A 30-year-old man in shorts and T-shirt, with the unruly hair typical of any so-called “crypto bro”, was the friendly image that young billionaire Sam Bankman-Fried projected to the world.
This is the story of how the high-flying crypto king — once the best-known name in the hottest asset class in the world — saw the empire he built come crashing down in the fastest destruction of wealth in modern history. What began in 2017, came to an abrupt and rather unflattering end in November 2022.
Never has the world of investment and finance witnessed the trajectory of a company founded by a young man in his twenties, whose value shot up to $32 billion at an astronomical speed in just three years and collapsed just as quickly overnight.
Never before in the cryptocurrency market since its inception and since the Bitcoin star shined brightly, has one person and his company caused so much damage and loss to millions of investors in the crypto markets around the world.
In the last two months of 2022, major global media, financial markets, and cryptocurrencies attacked the name of Sam Bankman-Fried. Until very recently, he was the most popular name in the realms of investment and the most exciting assets in the world of cryptocurrency.
Sam Bankman-Fried, aka SBF, is a young man in his thirties with a childish face and wild black hair. Often found in shorts and a cotton T-shirt, one could mistake him as a student or a good companion for fun rather than the ‘King of cryptocurrency.’
He was known for sponsoring sports clubs and animal rights organisations — a man of giving and a philanthropist.
This is the friendly image the billionaire "swindler" has promoted worldwide. But how did he build a multi-billion-dollar financial empire that soon collapsed?
It's a short story that lasted only five years and could be turned into a movie.
Pitted as the next Warren Buffet, albeit briefly, Sam Bankman-Fried was born on 6 March 1992, in Palo Alto, California. The son of two Stanford law professors, he studied physics at the prestigious Massachusetts Institute of Technology (MIT).
After graduating, he became a trader at Jane Street Capital — a global liquidity provider and trading house. Just three years after joining the firm, Bankman-Fried discovered the lucrative world of cryptocurrencies and began applying the specialist knowledge of arbitrage that he had acquired at Jane Street to this new and burgeoning market.
Early on, he bought bitcoin in the United States and sold it in Japan, profiting by up to 10%, due to the discrepancy in prices.
Alameda Research and FTX
In 2017, Bankman-Fried founded his own company, Alameda Research — a quantitative cryptocurrency trading firm that provided liquidity in cryptocurrency and the digital assets markets — serving as its chief executive until 2019.
While still running Alameda, Bankman-Fried relocated to Hong Kong, lured undoubtedly by its booming cryptocurrency market.

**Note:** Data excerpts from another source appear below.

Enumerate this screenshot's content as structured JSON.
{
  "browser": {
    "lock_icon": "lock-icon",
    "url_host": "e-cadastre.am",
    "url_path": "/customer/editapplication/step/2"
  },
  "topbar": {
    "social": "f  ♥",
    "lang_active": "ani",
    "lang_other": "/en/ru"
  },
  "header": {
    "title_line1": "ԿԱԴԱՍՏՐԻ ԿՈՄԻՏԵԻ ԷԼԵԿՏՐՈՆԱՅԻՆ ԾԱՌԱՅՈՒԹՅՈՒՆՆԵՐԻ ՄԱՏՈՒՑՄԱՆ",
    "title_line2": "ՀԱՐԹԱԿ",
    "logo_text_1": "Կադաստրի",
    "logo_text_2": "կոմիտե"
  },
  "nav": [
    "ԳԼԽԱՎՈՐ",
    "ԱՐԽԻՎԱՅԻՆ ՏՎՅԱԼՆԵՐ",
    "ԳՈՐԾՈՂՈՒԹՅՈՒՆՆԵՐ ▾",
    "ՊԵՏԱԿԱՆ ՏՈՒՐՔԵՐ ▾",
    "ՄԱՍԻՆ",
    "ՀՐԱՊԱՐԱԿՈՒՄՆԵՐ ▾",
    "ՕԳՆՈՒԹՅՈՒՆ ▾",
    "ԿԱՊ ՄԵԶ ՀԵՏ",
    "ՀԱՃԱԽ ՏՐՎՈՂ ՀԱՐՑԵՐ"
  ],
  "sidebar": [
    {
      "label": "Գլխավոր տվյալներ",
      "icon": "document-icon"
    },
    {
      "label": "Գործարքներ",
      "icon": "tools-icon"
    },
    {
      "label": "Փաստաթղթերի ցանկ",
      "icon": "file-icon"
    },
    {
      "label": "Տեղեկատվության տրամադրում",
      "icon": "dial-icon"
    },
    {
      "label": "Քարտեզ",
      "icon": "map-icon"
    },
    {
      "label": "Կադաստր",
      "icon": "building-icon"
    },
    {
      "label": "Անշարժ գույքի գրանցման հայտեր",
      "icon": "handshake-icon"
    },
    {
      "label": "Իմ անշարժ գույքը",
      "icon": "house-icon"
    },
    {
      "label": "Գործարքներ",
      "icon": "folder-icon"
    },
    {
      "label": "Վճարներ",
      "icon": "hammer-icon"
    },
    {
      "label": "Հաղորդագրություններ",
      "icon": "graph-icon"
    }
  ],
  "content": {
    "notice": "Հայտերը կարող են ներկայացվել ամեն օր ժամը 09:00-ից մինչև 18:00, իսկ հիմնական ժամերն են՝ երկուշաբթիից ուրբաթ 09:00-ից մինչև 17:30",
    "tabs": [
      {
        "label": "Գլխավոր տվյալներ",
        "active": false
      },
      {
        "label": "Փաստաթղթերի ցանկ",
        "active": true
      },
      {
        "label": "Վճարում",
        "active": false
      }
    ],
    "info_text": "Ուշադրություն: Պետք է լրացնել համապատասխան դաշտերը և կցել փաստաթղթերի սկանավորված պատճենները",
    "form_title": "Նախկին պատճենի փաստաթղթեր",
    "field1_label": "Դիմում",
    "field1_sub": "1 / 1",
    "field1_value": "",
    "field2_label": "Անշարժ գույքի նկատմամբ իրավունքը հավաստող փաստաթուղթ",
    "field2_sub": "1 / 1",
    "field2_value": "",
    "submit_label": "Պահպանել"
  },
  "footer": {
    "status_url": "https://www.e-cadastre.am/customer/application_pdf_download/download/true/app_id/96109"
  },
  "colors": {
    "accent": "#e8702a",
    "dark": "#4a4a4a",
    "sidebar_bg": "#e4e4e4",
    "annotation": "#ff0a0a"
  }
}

In April 2019, he founded FTX Trading Limited, the cryptocurrency derivatives exchange firm that was to make him a famous and very rich man, albeit briefly.

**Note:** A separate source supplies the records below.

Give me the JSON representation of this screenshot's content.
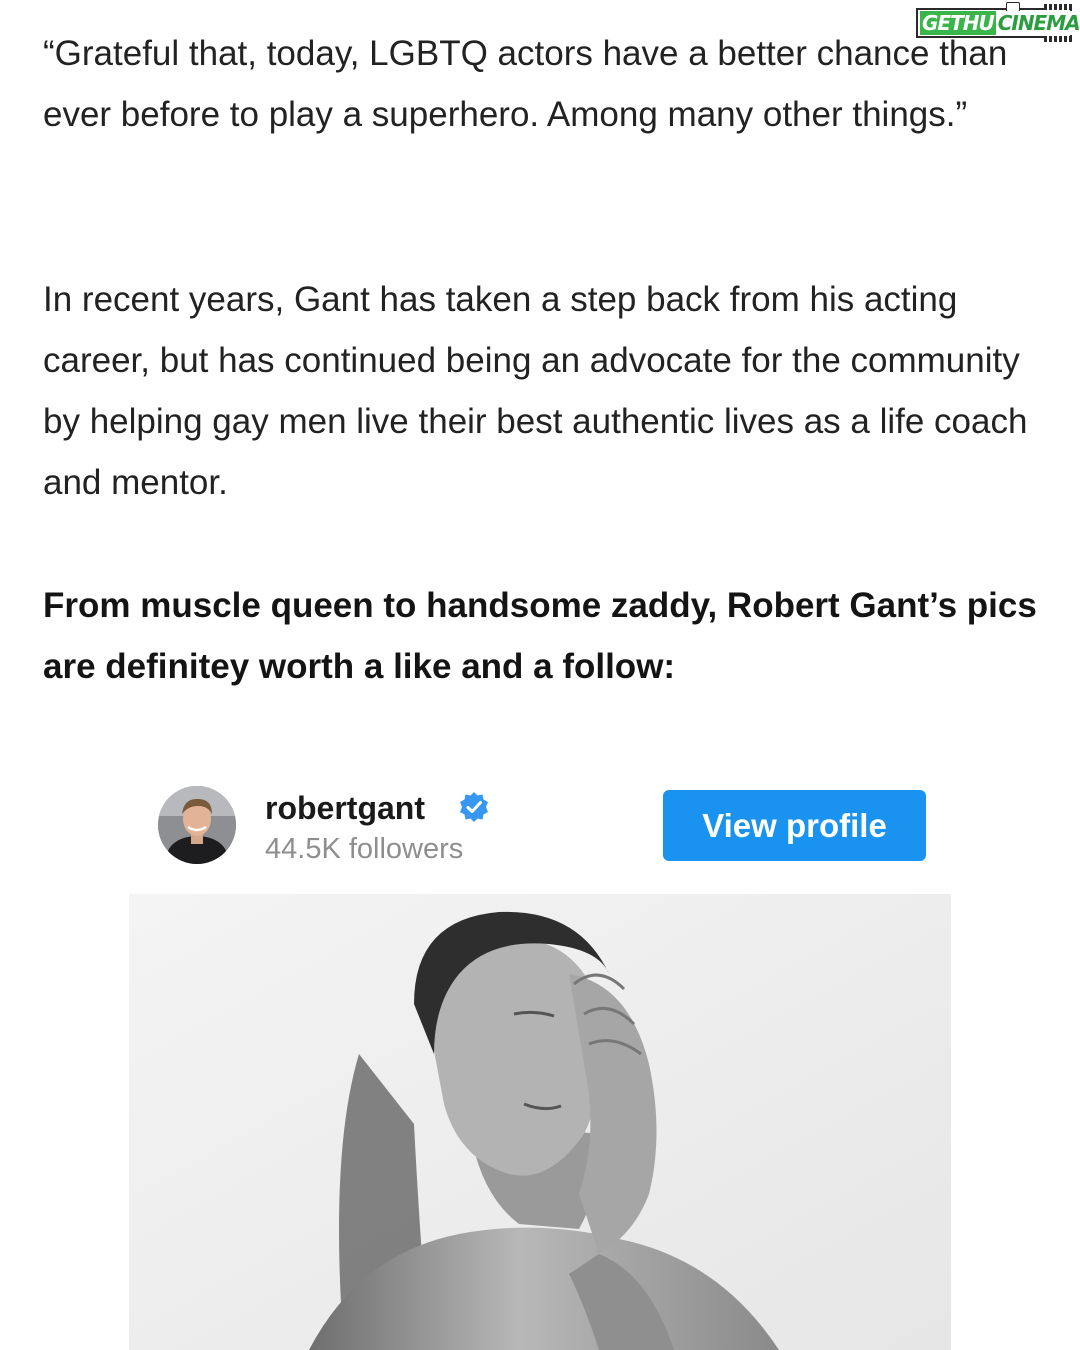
{
  "watermark": {
    "part1": "GETHU",
    "part2": "CINEMA"
  },
  "article": {
    "quote": "“Grateful that, today, LGBTQ actors have a better chance than ever before to play a superhero. Among many other things.”",
    "paragraph": "In recent years, Gant has taken a step back from his acting career,  but has continued being an advocate for the community by helping gay men live their best authentic lives as a life coach and mentor.",
    "callout": "From muscle queen to handsome zaddy, Robert Gant’s pics are definitey worth a like and a follow:"
  },
  "embed": {
    "username": "robertgant",
    "followers": "44.5K followers",
    "view_profile_label": "View profile",
    "button_color": "#1a93f0",
    "verified_color": "#3897f0"
  }
}
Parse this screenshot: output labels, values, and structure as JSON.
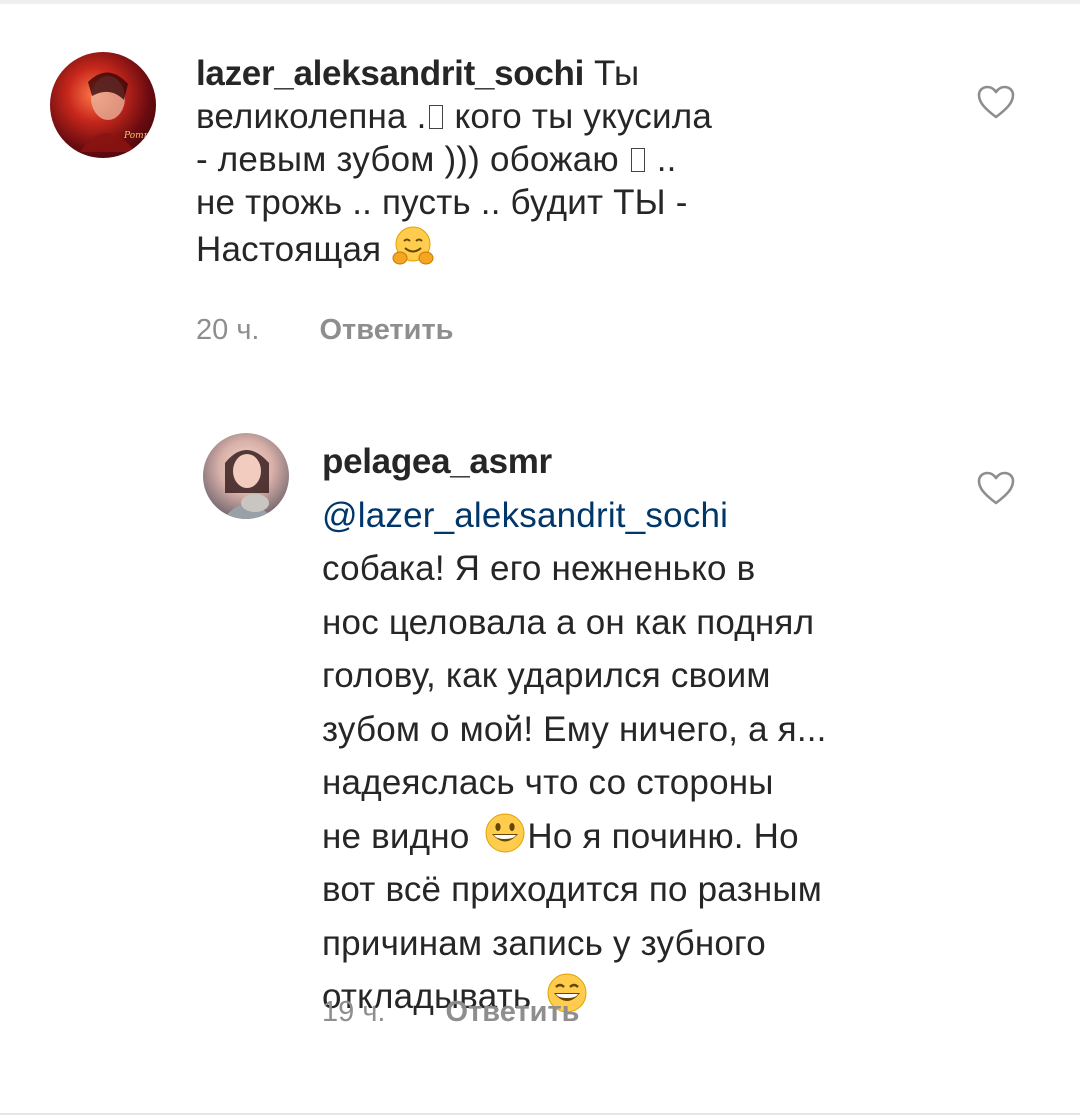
{
  "comments": [
    {
      "username": "lazer_aleksandrit_sochi",
      "lines": [
        "Ты",
        "великолепна .",
        "кого ты укусила",
        "- левым зубом ))) обожаю",
        "..",
        "не трожь .. пусть .. будит ТЫ -",
        "Настоящая"
      ],
      "time": "20 ч.",
      "reply_label": "Ответить",
      "avatar_icon": "avatar-red-portrait",
      "like_icon": "heart-outline-icon",
      "emoji_icon": "hugging-face-emoji"
    },
    {
      "username": "pelagea_asmr",
      "mention": "@lazer_aleksandrit_sochi",
      "lines": [
        "собака! Я его нежненько в",
        "нос целовала а он как поднял",
        "голову, как ударился своим",
        "зубом о мой! Ему ничего, а я...",
        "надеяслась что со стороны",
        "не видно",
        "Но я починю. Но",
        "вот всё приходится по разным",
        "причинам запись у зубного",
        "откладывать"
      ],
      "time": "19 ч.",
      "reply_label": "Ответить",
      "avatar_icon": "avatar-girl-with-cat",
      "like_icon": "heart-outline-icon",
      "emoji_icons": [
        "grinning-face-emoji",
        "smiling-face-emoji"
      ]
    }
  ],
  "colors": {
    "text": "#262626",
    "meta": "#8e8e8e",
    "mention": "#00376b"
  }
}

The company thrived until Covid-19 swept the world in 2020, prompting Bankman-Fried to move its headquarters to the Bahamas, where he could run it with fewer restrictions during the pandemic.

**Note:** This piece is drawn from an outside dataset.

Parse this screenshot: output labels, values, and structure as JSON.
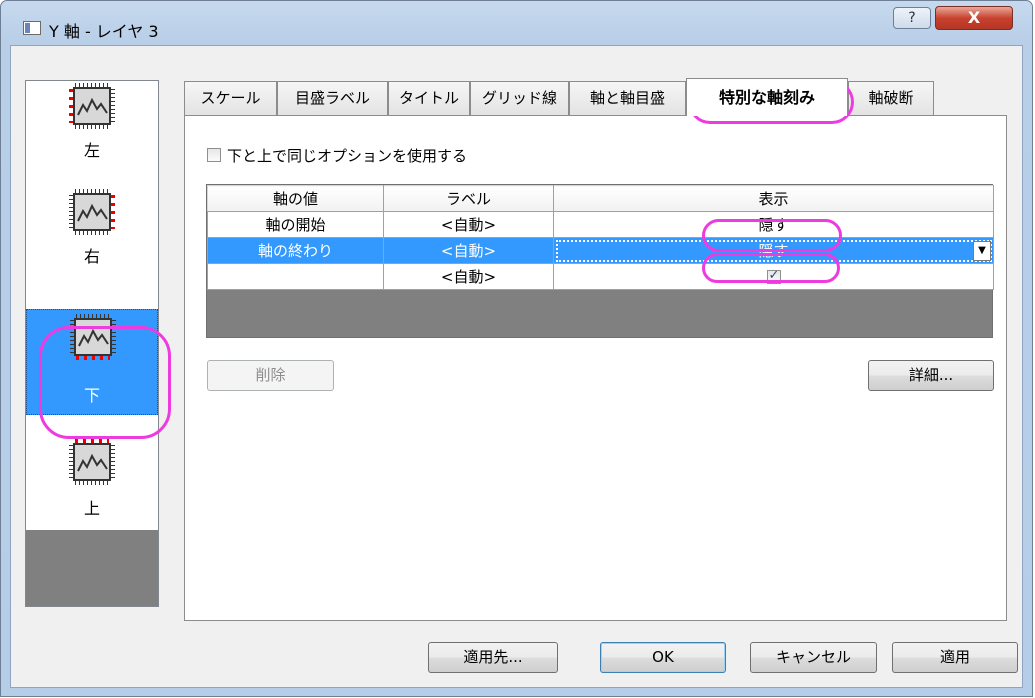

Often referred to by his initials “SBF”, Bankman-Fried managed to convince his rival, Binance, to become FTX’s first inventor.
FTX went live in May 2019. It quickly grew into one of the world’s leading exchanges for buying and selling crypto derivatives. In just three years, FTX secured a $32 billion valuation and managed to woo a roster of blue-chip investors, like Paradigm, Sequoia Capital, and Singapore’s Temasek.
In early 2022, investors valued FTX and its US operations at a combined value of $40 billion — earning its place in history. By May, it had managed to acquire its sector rivals, Coinbase and OKX, reaching a spot market trading volume of $89 billion.
It was then when Bankman-Fried was dubbed the ‘king of crypto’, becoming one of the most powerful men in the industry, thanks to Alameda Research and the FTX exchange — which at one point was the world’s third-largest cryptocurrency exchange.